Amidst the pandemic, there has been a resurgence of supporting small businesses in NYC. While consumers think that they’re supporting local restaurants by ordering delivery/takeout — the apps are taking a WHOPPING 20 – 30% commission from restaurants (which are already struggling to survive). The struggle is felt across all businesses, included famed restauranteur, David Chang of Momofuku who said he had to lay off over 800 employees from his 16 restaurants this past week.
RESTAURANTS BY THE NUMBERS
- New York restaurants accounted for $51 Billion in revenue last year and over 865,000 jobs or 9% of all employment in the state.
- Over 50% drop in restaurants spend since late March compared to 2019
- New York received $20 billion of the $350 billion in the Small Business Administration’s emergency coronavirus relief fund. The funds ran out within 5 minutes of launch.
While many apps have stated that they’re “deferring fees” from small businesses…restaurants will still be on the hook for those fees later on. Sadly, experts think that 75% of restaurants won’t be able to survive this pandemic.

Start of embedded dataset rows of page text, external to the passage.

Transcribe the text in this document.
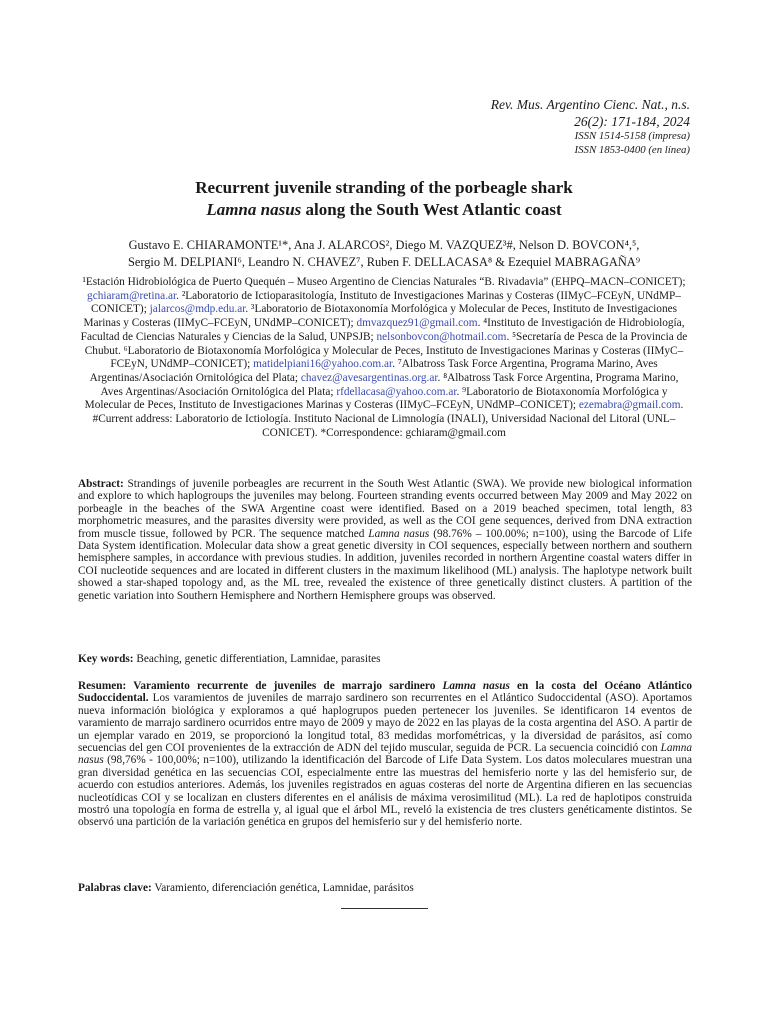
Rev. Mus. Argentino Cienc. Nat., n.s.
26(2): 171-184, 2024
ISSN 1514-5158 (impresa)
ISSN 1853-0400 (en línea)
Recurrent juvenile stranding of the porbeagle shark
Lamna nasus along the South West Atlantic coast
Gustavo E. CHIARAMONTE¹*, Ana J. ALARCOS², Diego M. VAZQUEZ³#, Nelson D. BOVCON⁴,⁵,
Sergio M. DELPIANI⁶, Leandro N. CHAVEZ⁷, Ruben F. DELLACASA⁸ & Ezequiel MABRAGAÑA⁹
¹Estación Hidrobiológica de Puerto Quequén – Museo Argentino de Ciencias Naturales “B. Rivadavia” (EHPQ–MACN–CONICET); gchiaram@retina.ar. ²Laboratorio de Ictioparasitología, Instituto de Investigaciones Marinas y Costeras (IIMyC–FCEyN, UNdMP–CONICET); jalarcos@mdp.edu.ar. ³Laboratorio de Biotaxonomía Morfológica y Molecular de Peces, Instituto de Investigaciones Marinas y Costeras (IIMyC–FCEyN, UNdMP–CONICET); dmvazquez91@gmail.com. ⁴Instituto de Investigación de Hidrobiología, Facultad de Ciencias Naturales y Ciencias de la Salud, UNPSJB; nelsonbovcon@hotmail.com. ⁵Secretaría de Pesca de la Provincia de Chubut. ⁶Laboratorio de Biotaxonomía Morfológica y Molecular de Peces, Instituto de Investigaciones Marinas y Costeras (IIMyC–FCEyN, UNdMP–CONICET); matidelpiani16@yahoo.com.ar. ⁷Albatross Task Force Argentina, Programa Marino, Aves Argentinas/Asociación Ornitológica del Plata; chavez@avesargentinas.org.ar. ⁸Albatross Task Force Argentina, Programa Marino, Aves Argentinas/Asociación Ornitológica del Plata; rfdellacasa@yahoo.com.ar. ⁹Laboratorio de Biotaxonomía Morfológica y Molecular de Peces, Instituto de Investigaciones Marinas y Costeras (IIMyC–FCEyN, UNdMP–CONICET); ezemabra@gmail.com. #Current address: Laboratorio de Ictiología. Instituto Nacional de Limnología (INALI), Universidad Nacional del Litoral (UNL–CONICET). *Correspondence: gchiaram@gmail.com
Abstract: Strandings of juvenile porbeagles are recurrent in the South West Atlantic (SWA). We provide new biological information and explore to which haplogroups the juveniles may belong. Fourteen stranding events occurred between May 2009 and May 2022 on porbeagle in the beaches of the SWA Argentine coast were identified. Based on a 2019 beached specimen, total length, 83 morphometric measures, and the parasites diversity were provided, as well as the COI gene sequences, derived from DNA extraction from muscle tissue, followed by PCR. The sequence matched Lamna nasus (98.76% – 100.00%; n=100), using the Barcode of Life Data System identification. Molecular data show a great genetic diversity in COI sequences, especially between northern and southern hemisphere samples, in accordance with previous studies. In addition, juveniles recorded in northern Argentine coastal waters differ in COI nucleotide sequences and are located in different clusters in the maximum likelihood (ML) analysis. The haplotype network built showed a star-shaped topology and, as the ML tree, revealed the existence of three genetically distinct clusters. A partition of the genetic variation into Southern Hemisphere and Northern Hemisphere groups was observed.
Key words: Beaching, genetic differentiation, Lamnidae, parasites
Resumen: Varamiento recurrente de juveniles de marrajo sardinero Lamna nasus en la costa del Océano Atlántico Sudoccidental. Los varamientos de juveniles de marrajo sardinero son recurrentes en el Atlántico Sudoccidental (ASO). Aportamos nueva información biológica y exploramos a qué haplogrupos pueden pertenecer los juveniles. Se identificaron 14 eventos de varamiento de marrajo sardinero ocurridos entre mayo de 2009 y mayo de 2022 en las playas de la costa argentina del ASO. A partir de un ejemplar varado en 2019, se proporcionó la longitud total, 83 medidas morfométricas, y la diversidad de parásitos, así como secuencias del gen COI provenientes de la extracción de ADN del tejido muscular, seguida de PCR. La secuencia coincidió con Lamna nasus (98,76% - 100,00%; n=100), utilizando la identificación del Barcode of Life Data System. Los datos moleculares muestran una gran diversidad genética en las secuencias COI, especialmente entre las muestras del hemisferio norte y las del hemisferio sur, de acuerdo con estudios anteriores. Además, los juveniles registrados en aguas costeras del norte de Argentina difieren en las secuencias nucleotídicas COI y se localizan en clusters diferentes en el análisis de máxima verosimilitud (ML). La red de haplotipos construida mostró una topología en forma de estrella y, al igual que el árbol ML, reveló la existencia de tres clusters genéticamente distintos. Se observó una partición de la variación genética en grupos del hemisferio sur y del hemisferio norte.
Palabras clave: Varamiento, diferenciación genética, Lamnidae, parásitos
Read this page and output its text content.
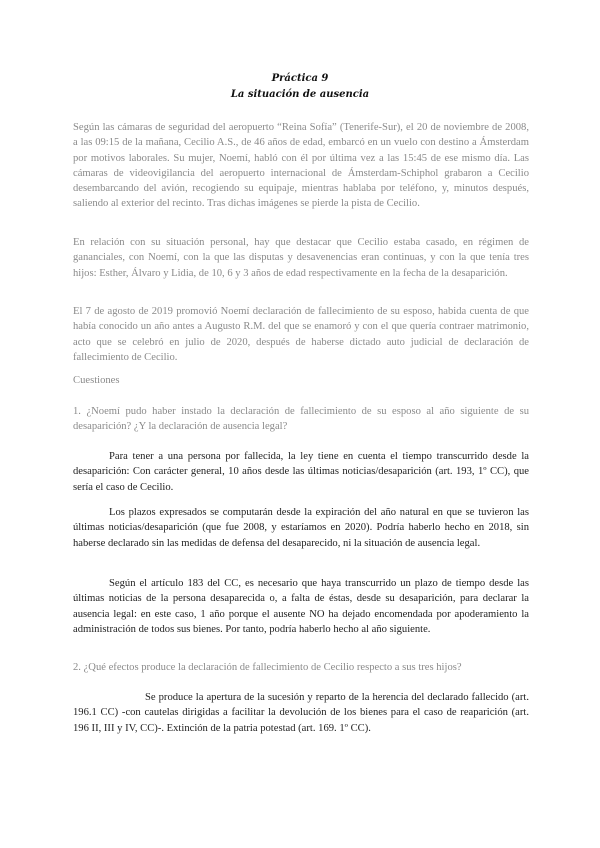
Práctica 9

La situación de ausencia

Según las cámaras de seguridad del aeropuerto “Reina Sofía” (Tenerife-Sur), el 20 de noviembre de 2008, a las 09:15 de la mañana, Cecilio A.S., de 46 años de edad, embarcó en un vuelo con destino a Ámsterdam por motivos laborales. Su mujer, Noemí, habló con él por última vez a las 15:45 de ese mismo día. Las cámaras de videovigilancia del aeropuerto internacional de Ámsterdam-Schiphol grabaron a Cecilio desembarcando del avión, recogiendo su equipaje, mientras hablaba por teléfono, y, minutos después, saliendo al exterior del recinto. Tras dichas imágenes se pierde la pista de Cecilio.

En relación con su situación personal, hay que destacar que Cecilio estaba casado, en régimen de gananciales, con Noemí, con la que las disputas y desavenencias eran continuas, y con la que tenía tres hijos: Esther, Álvaro y Lidia, de 10, 6 y 3 años de edad respectivamente en la fecha de la desaparición.

El 7 de agosto de 2019 promovió Noemí declaración de fallecimiento de su esposo, habida cuenta de que había conocido un año antes a Augusto R.M. del que se enamoró y con el que quería contraer matrimonio, acto que se celebró en julio de 2020, después de haberse dictado auto judicial de declaración de fallecimiento de Cecilio.

Cuestiones

1. ¿Noemí pudo haber instado la declaración de fallecimiento de su esposo al año siguiente de su desaparición? ¿Y la declaración de ausencia legal?

Para tener a una persona por fallecida, la ley tiene en cuenta el tiempo transcurrido desde la desaparición: Con carácter general, 10 años desde las últimas noticias/desaparición (art. 193, 1º CC), que sería el caso de Cecilio.

Los plazos expresados se computarán desde la expiración del año natural en que se tuvieron las últimas noticias/desaparición (que fue 2008, y estaríamos en 2020). Podría haberlo hecho en 2018, sin haberse declarado sin las medidas de defensa del desaparecido, ni la situación de ausencia legal.

Según el artículo 183 del CC, es necesario que haya transcurrido un plazo de tiempo desde las últimas noticias de la persona desaparecida o, a falta de éstas, desde su desaparición, para declarar la ausencia legal: en este caso, 1 año porque el ausente NO ha dejado encomendada por apoderamiento la administración de todos sus bienes. Por tanto, podría haberlo hecho al año siguiente.

2. ¿Qué efectos produce la declaración de fallecimiento de Cecilio respecto a sus tres hijos?

Se produce la apertura de la sucesión y reparto de la herencia del declarado fallecido (art. 196.1 CC) -con cautelas dirigidas a facilitar la devolución de los bienes para el caso de reaparición (art. 196 II, III y IV, CC)-. Extinción de la patria potestad (art. 169. 1º CC).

In response to the fees, a TJ Hyder, manager of Benny’s Burritos stated:
“Our margins are minuscule, we only do delivery because our restaurant has been doing it for 30yrs…on average we see about a 3% profit in deliveries from using the apps if there’s no increase in product costs in imported items like avocado”
While apps like Postmates, Doordash, and UberEats send their own delivery personnel, some business owners have stated that it’s the only way to offer delivery since they do not have any staff at their restaurants. Additionally, for couriers, it’s a way to make money. Seamless and Grubhub however, only offer “exposure” to their 3 million+ customer base.
TJ Hyder responded,
“It’s a double-edged sword, but they do not have to charge these ridiculous rates because the guests end up paying for it. Many restaurants increase each product price on their menu by $1-$3 in order to survive these ridiculous commissions charged by these companies.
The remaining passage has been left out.